There’s a tendency now to play fast and loose with the term “pulp”, as if it were just another word for “lowbrow”. Yet, it more specifically applies to the magazines, popular in the first half of the 20th century, that published a wide range of fiction stories—romance, adventure, sci-fi, crime, horror etc—on pages made from cheap, wood pulp. They were preceded by the 19th-century “penny dreadfuls”, and succeeded by the early market of paperback novels, frequently sold to commuters in train stations.
And while they featured some of the greatest writers of their time (Isaac Asimov, Edgar Rice Burroughs, and Ray Bradbury amongst many), they were also deliberately ephemeral. The pulp pages were quick to crumble. Readers would consume these stories voraciously, then move immediately on to the next. “The pulps were usually written in spare language, sometimes without narrative coherence or character development,” Dinitia Smith writes in the New York Times. “But the stories moved fast, and they were a guilty pleasure, easy to hide under the mattress.” Most of this, too, would apply to Fool Me Once, which can’t be hidden under a mattress, but can be consumed in private, at home, either secretly or as a proud, ironic bit of “trash TV”.
While I would argue these kinds of populist crime shows do fulfil a role once occupied by the pulp fiction detective stories and their dark, violent shocks, it’s quite miserably emblematic that this work is now being done by glossy productions and large corporations. There’s a very modern sort of dissonance here: Fool Me Once is clearly a pricey affair, where every house is an orgy of aspirational living and Dame Joanna Lumley turns up as Joe’s meddlesome mother. Yet, this show is exactly as disposable as the old, pulp fictions. No one will talk about it in a month’s time, and it’s at risk of being stripped from the service, without warning, and obliterated into nothingness.
While the luridness of pulp fiction often reflected conservative anxieties, and so inevitably contained a lot of horrific racism and misogyny, the very opposite could be true, too. Its position slightly outside of the cultural mainstream allowed for some more subversive, often queer, writing to sneak in—especially, as Miss Rosen points out in Huck, in the mid-century, when small publishers would help disseminate radical, leftist ideas through the sale of cheap paperbacks.
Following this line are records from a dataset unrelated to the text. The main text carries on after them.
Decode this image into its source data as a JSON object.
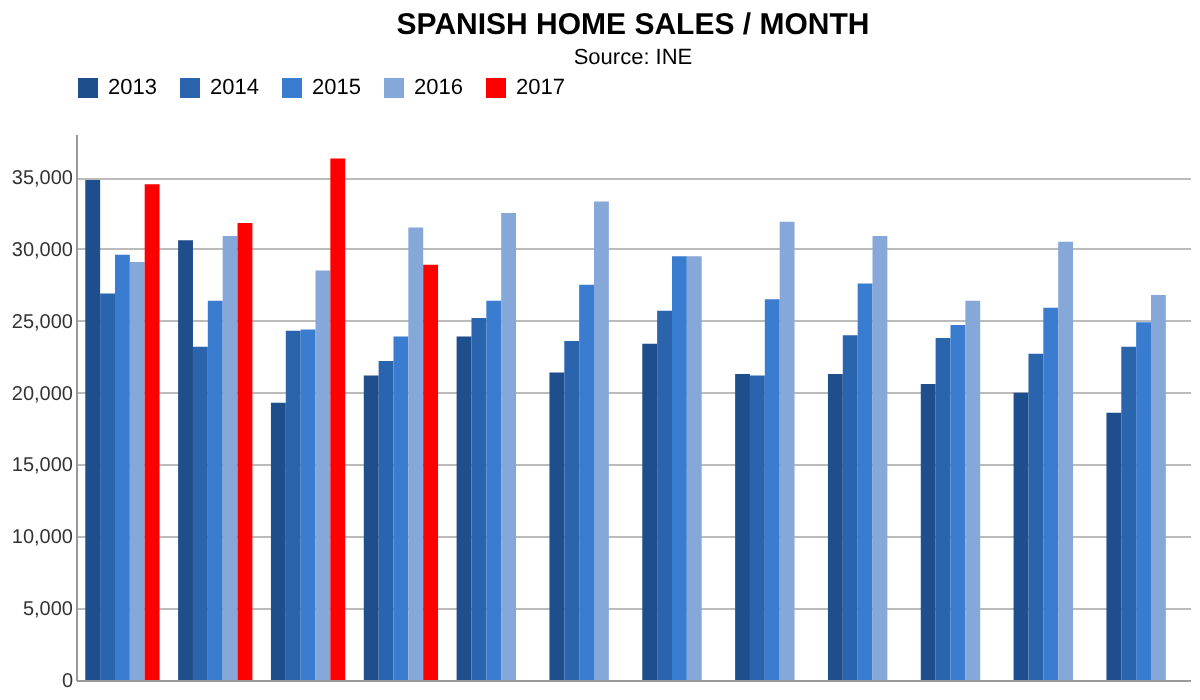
{
  "chart_data": {
    "type": "bar",
    "title": "SPANISH HOME SALES / MONTH",
    "subtitle": "Source: INE",
    "categories": [
      null,
      null,
      null,
      null,
      null,
      null,
      null,
      null,
      null,
      null,
      null,
      null
    ],
    "series": [
      {
        "name": "2013",
        "color": "#1f4e8c",
        "values": [
          34800,
          30600,
          19300,
          21200,
          23900,
          21400,
          23400,
          21300,
          21300,
          20600,
          20000,
          18600
        ]
      },
      {
        "name": "2014",
        "color": "#2a64ad",
        "values": [
          26900,
          23200,
          24300,
          22200,
          25200,
          23600,
          25700,
          21200,
          24000,
          23800,
          22700,
          23200
        ]
      },
      {
        "name": "2015",
        "color": "#3a7dd0",
        "values": [
          29600,
          26400,
          24400,
          23900,
          26400,
          27500,
          29500,
          26500,
          27600,
          24700,
          25900,
          24900
        ]
      },
      {
        "name": "2016",
        "color": "#86a8d8",
        "values": [
          29100,
          30900,
          28500,
          31500,
          32500,
          33300,
          29500,
          31900,
          30900,
          26400,
          30500,
          26800
        ]
      },
      {
        "name": "2017",
        "color": "#ff0000",
        "values": [
          34500,
          31800,
          36300,
          28900,
          null,
          null,
          null,
          null,
          null,
          null,
          null,
          null
        ]
      }
    ],
    "ylim": [
      0,
      38000
    ],
    "yticks": [
      0,
      {
        "value": 5000,
        "label": "5,000"
      },
      {
        "value": 10000,
        "label": "10,000"
      },
      {
        "value": 15000,
        "label": "15,000"
      },
      {
        "value": 20000,
        "label": "20,000"
      },
      {
        "value": 25000,
        "label": "25,000"
      },
      {
        "value": 30000,
        "label": "30,000"
      },
      {
        "value": 35000,
        "label": "35,000"
      }
    ],
    "grid": "y",
    "legend": "top",
    "tick_labels": "y"
  }
}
In Fool Me Once, all you’ll find is a mainstream author and streaming service clumsily attempting prestige topicality. It’s revealed early on that Maya is quite probably a war criminal—a thoughtless, ridiculous way to present a “complicated protagonist” with zero moral resolution. There’s also an attempt to co-opt the recent trend of “eat the rich” narratives, with no acknowledgement that absolutely everyone in this series lives in a gigantic house. Fool Me Once thrills are cheap in the distasteful sense, but at least they’re only temporary.